Anthropic mentioned that the vulnerabilities identified weren’t unique to their models—why then do you think the government took such a hardline stance specifically against Fable 5 and Mythos 5?

It is a bit of a head-scratcher because Anthropic was very clear that the “minor vulnerabilities” discovered were things that other models, even older or publicly available ones, could already find. The government seems to have been spooked by a specific demonstration of a jailbreak technique, even though no “universal jailbreak” actually exists for Fable 5. In their eyes, the risk of a frontier model being used to weaponize exploits outweighs the benefits of open access, but they are ignoring the fact that models like OpenAI’s GPT-5.5 or China’s Kimi 2.7 already have similar capabilities. This specific crackdown feels targeted at Anthropic’s newest releases, perhaps because they were touted as being so advanced in the cybersecurity space. By locking them down, the authorities are trying to control a tide that has already reached the shore.

A group of 54 experts, including leaders from Zoom and Sophos, signed an open letter against this ban; what is the core of their argument from a defender’s perspective?

The core of that letter, which was sent to officials like Howard Lutnick and Sean Cairncross, is the idea that you cannot protect a house if you aren’t allowed to see where the locks are weak. These 54 signatories, including heavyweights like Alex Stamos and Joe Levy, argued that pulling these capabilities away from defenders is dangerous when our adversaries are moving full steam ahead.

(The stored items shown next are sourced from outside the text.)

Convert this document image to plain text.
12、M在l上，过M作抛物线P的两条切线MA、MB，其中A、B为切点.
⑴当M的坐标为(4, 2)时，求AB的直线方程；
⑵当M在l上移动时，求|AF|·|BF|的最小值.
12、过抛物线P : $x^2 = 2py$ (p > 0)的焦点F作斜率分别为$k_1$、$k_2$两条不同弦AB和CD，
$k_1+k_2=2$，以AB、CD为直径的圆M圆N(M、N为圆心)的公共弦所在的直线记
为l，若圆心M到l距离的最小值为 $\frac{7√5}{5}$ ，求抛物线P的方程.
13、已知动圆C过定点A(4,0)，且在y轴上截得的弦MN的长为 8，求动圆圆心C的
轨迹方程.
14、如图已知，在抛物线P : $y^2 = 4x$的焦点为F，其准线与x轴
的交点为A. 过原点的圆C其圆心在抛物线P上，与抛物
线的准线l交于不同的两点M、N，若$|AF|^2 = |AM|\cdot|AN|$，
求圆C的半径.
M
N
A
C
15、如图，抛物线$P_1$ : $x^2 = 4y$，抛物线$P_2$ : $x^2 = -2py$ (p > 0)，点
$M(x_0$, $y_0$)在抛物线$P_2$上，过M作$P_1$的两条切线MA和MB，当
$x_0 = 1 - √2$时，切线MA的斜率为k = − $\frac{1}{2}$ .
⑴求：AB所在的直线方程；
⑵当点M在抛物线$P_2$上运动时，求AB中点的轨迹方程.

To find insecure code, you need a model that is actually good at identifying flaws, which is exactly what Mythos 5 was designed to do for the “good guys.” By restricting these tools, the government is creating massive market uncertainty and risking America’s leadership in AI without a truly unique risk to justify it. We are essentially being told to fight a high-tech war with outdated maps while the rest of the world has satellite imagery.

How can the government and the AI industry find a middle ground that ensures security without stifling the tools necessary for modern digital defense?

We need to move away from these “all-or-nothing” bans and toward a more transparent, scientific process for assessing risk, as William Wright from Closed Door Security suggested. Instead of causing logistical chaos with sudden directives, the government should work hand-in-hand with practitioners to create clear guiding principles for model safety. This would involve real-time collaboration where Anthropic can address specific bypass techniques while still keeping the models in the hands of legitimate security vendors. It’s about building resilience through partnership rather than trying to enforce silence through export controls. If we don’t establish a predictable framework, we’re just going to keep running into these roadblocks that stall our defensive progress.

What is your forecast for the future of frontier AI models in the cybersecurity sector?

I believe we are heading toward a tiered access system where frontier models like Mythos 5 are not banned, but rather “vetted” for specific industries and high-level defense roles. The pressure from the cybersecurity community will eventually force the government to realize that a blanket ban on the best tools is a gift to foreign adversaries who are already using their own models like Kimi 2.7. We will see more “defensive-only” versions of these LLMs with specialized guardrails that allow CISOs to scan code for vulnerabilities without the risk of the model being exported to hostile actors. Ultimately, the necessity of staying ahead of hackers will outweigh the current regulatory hesitation, but the road to getting there is going to be incredibly bumpy for the next few years.